患者が特定される可能性のある情報は、絶対に開示しないようにしましょう。
結果=何が分かったのか?
1.事例紹介
診断名や、既往歴、家族背景、これまでの経過等について要約して記載しましょう。
2.実践
実践したことを記載していきます。
◆まとめ方のポイントと例◆
大事なことは、根拠性のある枠組み(理論やモデル、定義など)に沿って、事例をまとめていくことです。
【例1】看護問題に即して記述していく
♯安楽障害
長期目標
短期目標
実践
患者の反応
・客観的データ:呼吸数、血圧、看護師などの第3者からの評価、カルテ情報、スケール等
・主観的データ:患者の発言
・患者とのやり取りの一場面を切り取ってまとめる:その際、理論・モデルを用いると尚よい
例:症状マネジメントモデルなど
【例2】定義に即してまとめる
痛みには4つの側面(1. 身体的、2. 精神的、3. 社会的、4. スピリチュアル)があります。
それに即して事例をまとめていきましょう。
1.身体
2.精神
3.社会
4.スピリチュアル
介入前後でどのような変化があったのかをまとめる。
考察=どういう意味があるのか?
考察は最も、記述するうえで難しいとされるセクションです。
結果に、あなたが解釈したことを記載し意味づけを行っていきましょう。
1.介入の評価
例えば・・・
同じような先行研究と比較して、同様の結果が得られているのか、それとも異なる結果が得られたのかを記述し、考察をしていく。

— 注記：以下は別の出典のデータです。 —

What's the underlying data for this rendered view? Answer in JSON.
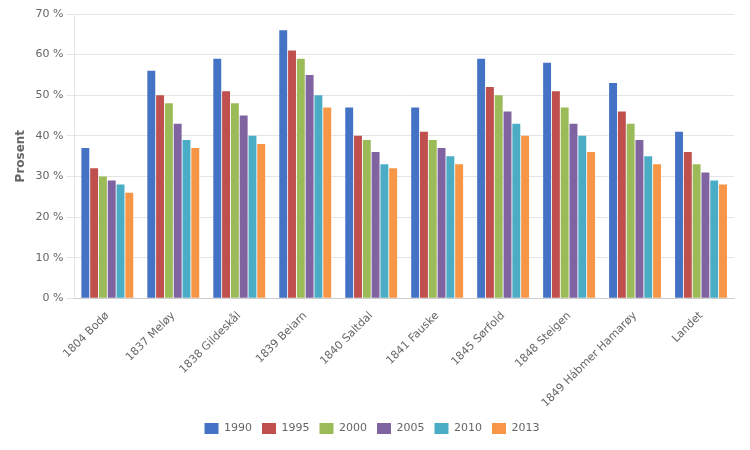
{
  "chart_data": {
    "type": "bar",
    "categories": [
      "1804 Bodø",
      "1837 Meløy",
      "1838 Gildeskål",
      "1839 Beiarn",
      "1840 Saltdal",
      "1841 Fauske",
      "1845 Sørfold",
      "1848 Steigen",
      "1849 Hábmer Hamarøy",
      "Landet"
    ],
    "series": [
      {
        "name": "1990",
        "color": "#4472C4",
        "values": [
          37,
          56,
          59,
          66,
          47,
          47,
          59,
          58,
          53,
          41
        ]
      },
      {
        "name": "1995",
        "color": "#C0504D",
        "values": [
          32,
          50,
          51,
          61,
          40,
          41,
          52,
          51,
          46,
          36
        ]
      },
      {
        "name": "2000",
        "color": "#9BBB59",
        "values": [
          30,
          48,
          48,
          59,
          39,
          39,
          50,
          47,
          43,
          33
        ]
      },
      {
        "name": "2005",
        "color": "#8064A2",
        "values": [
          29,
          43,
          45,
          55,
          36,
          37,
          46,
          43,
          39,
          31
        ]
      },
      {
        "name": "2010",
        "color": "#4BACC6",
        "values": [
          28,
          39,
          40,
          50,
          33,
          35,
          43,
          40,
          35,
          29
        ]
      },
      {
        "name": "2013",
        "color": "#F79646",
        "values": [
          26,
          37,
          38,
          47,
          32,
          33,
          40,
          36,
          33,
          28
        ]
      }
    ],
    "ylabel": "Prosent",
    "ylim": [
      0,
      70
    ],
    "yticks": [
      {
        "value": 0,
        "label": "0 %"
      },
      {
        "value": 10,
        "label": "10 %"
      },
      {
        "value": 20,
        "label": "20 %"
      },
      {
        "value": 30,
        "label": "30 %"
      },
      {
        "value": 40,
        "label": "40 %"
      },
      {
        "value": 50,
        "label": "50 %"
      },
      {
        "value": 60,
        "label": "60 %"
      },
      {
        "value": 70,
        "label": "70 %"
      }
    ],
    "grid": true,
    "legend": "bottom"
  }
}
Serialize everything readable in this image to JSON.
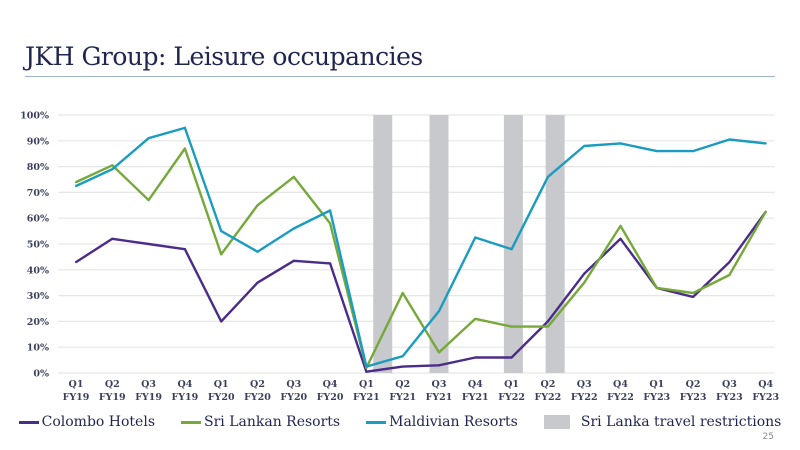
{
  "slide": {
    "title": "JKH Group: Leisure occupancies",
    "page_number": "25"
  },
  "colors": {
    "colombo": "#4b2c8a",
    "sri_lankan": "#76a83a",
    "maldivian": "#1a9cc0",
    "restriction": "#c8c9cc",
    "grid": "#e6e6e6"
  },
  "chart_data": {
    "type": "line",
    "title": "JKH Group: Leisure occupancies",
    "xlabel": "",
    "ylabel": "",
    "ylim": [
      0,
      100
    ],
    "y_ticks": [
      "0%",
      "10%",
      "20%",
      "30%",
      "40%",
      "50%",
      "60%",
      "70%",
      "80%",
      "90%",
      "100%"
    ],
    "grid": true,
    "legend_position": "bottom",
    "categories": [
      [
        "Q1",
        "FY19"
      ],
      [
        "Q2",
        "FY19"
      ],
      [
        "Q3",
        "FY19"
      ],
      [
        "Q4",
        "FY19"
      ],
      [
        "Q1",
        "FY20"
      ],
      [
        "Q2",
        "FY20"
      ],
      [
        "Q3",
        "FY20"
      ],
      [
        "Q4",
        "FY20"
      ],
      [
        "Q1",
        "FY21"
      ],
      [
        "Q2",
        "FY21"
      ],
      [
        "Q3",
        "FY21"
      ],
      [
        "Q4",
        "FY21"
      ],
      [
        "Q1",
        "FY22"
      ],
      [
        "Q2",
        "FY22"
      ],
      [
        "Q3",
        "FY22"
      ],
      [
        "Q4",
        "FY22"
      ],
      [
        "Q1",
        "FY23"
      ],
      [
        "Q2",
        "FY23"
      ],
      [
        "Q3",
        "FY23"
      ],
      [
        "Q4",
        "FY23"
      ]
    ],
    "series": [
      {
        "name": "Colombo Hotels",
        "color_key": "colombo",
        "values": [
          43,
          52,
          50,
          48,
          20,
          35,
          43.5,
          42.5,
          0.5,
          2.5,
          3,
          6,
          6,
          20,
          38.5,
          52,
          33,
          29.5,
          43,
          62.5
        ]
      },
      {
        "name": "Sri Lankan Resorts",
        "color_key": "sri_lankan",
        "values": [
          74,
          80.5,
          67,
          87,
          46,
          65,
          76,
          58,
          2,
          31,
          8,
          21,
          18,
          18,
          35,
          57,
          33,
          31,
          38,
          62.5
        ]
      },
      {
        "name": "Maldivian Resorts",
        "color_key": "maldivian",
        "values": [
          72.5,
          79,
          91,
          95,
          55,
          47,
          56,
          63,
          2.5,
          6.5,
          24,
          52.5,
          48,
          76,
          88,
          89,
          86,
          86,
          90.5,
          89
        ]
      }
    ],
    "restrictions": {
      "name": "Sri Lanka travel restrictions",
      "periods": [
        "Q1-Q2 FY21",
        "Q2-Q3 FY21",
        "Q4 FY21-Q1 FY22",
        "Q1-Q2 FY22"
      ],
      "positions_in_category_units": [
        8.45,
        10.0,
        12.05,
        13.2
      ]
    }
  }
}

同じような結果であった場合、介入の有効性を強調できることを述べ、何が要因だと考えられるのかについて記載していく。
マッサージの介入であれば、介入時間の長さ、使用物品の影響(アロマを用いたこと)、技術(タッチングの効果があったためでないか)…等について記述する。
異なる結果であった場合、介入の効果が得られないのはなぜかについて記載していく。
患者の精神状態に左右されたのではないか、時間が短すぎたためでないか等…
教科書や、先行研究を用いながら記述をしていきます。
2.今後の実践に向けて
今後、看護実践をする上で、どう活用していけばいいのかについて書くと尚、いいでしょう。
3.研究の限界
今回の看護援助の限界についても記載しましょう。
例:限られた時間内での実践であった等。
結論=何を学んだのか?
重要な点について、簡潔に記載しましょう。
いくつか結論が示された場合は、箇条書きにするなど、読み手に分かりやすく伝わるように工夫しましょう。
例:マッサージの介入は、がん患者の疼痛緩和に有効であるだけでなく、家族との関係性においても活用できることが示された。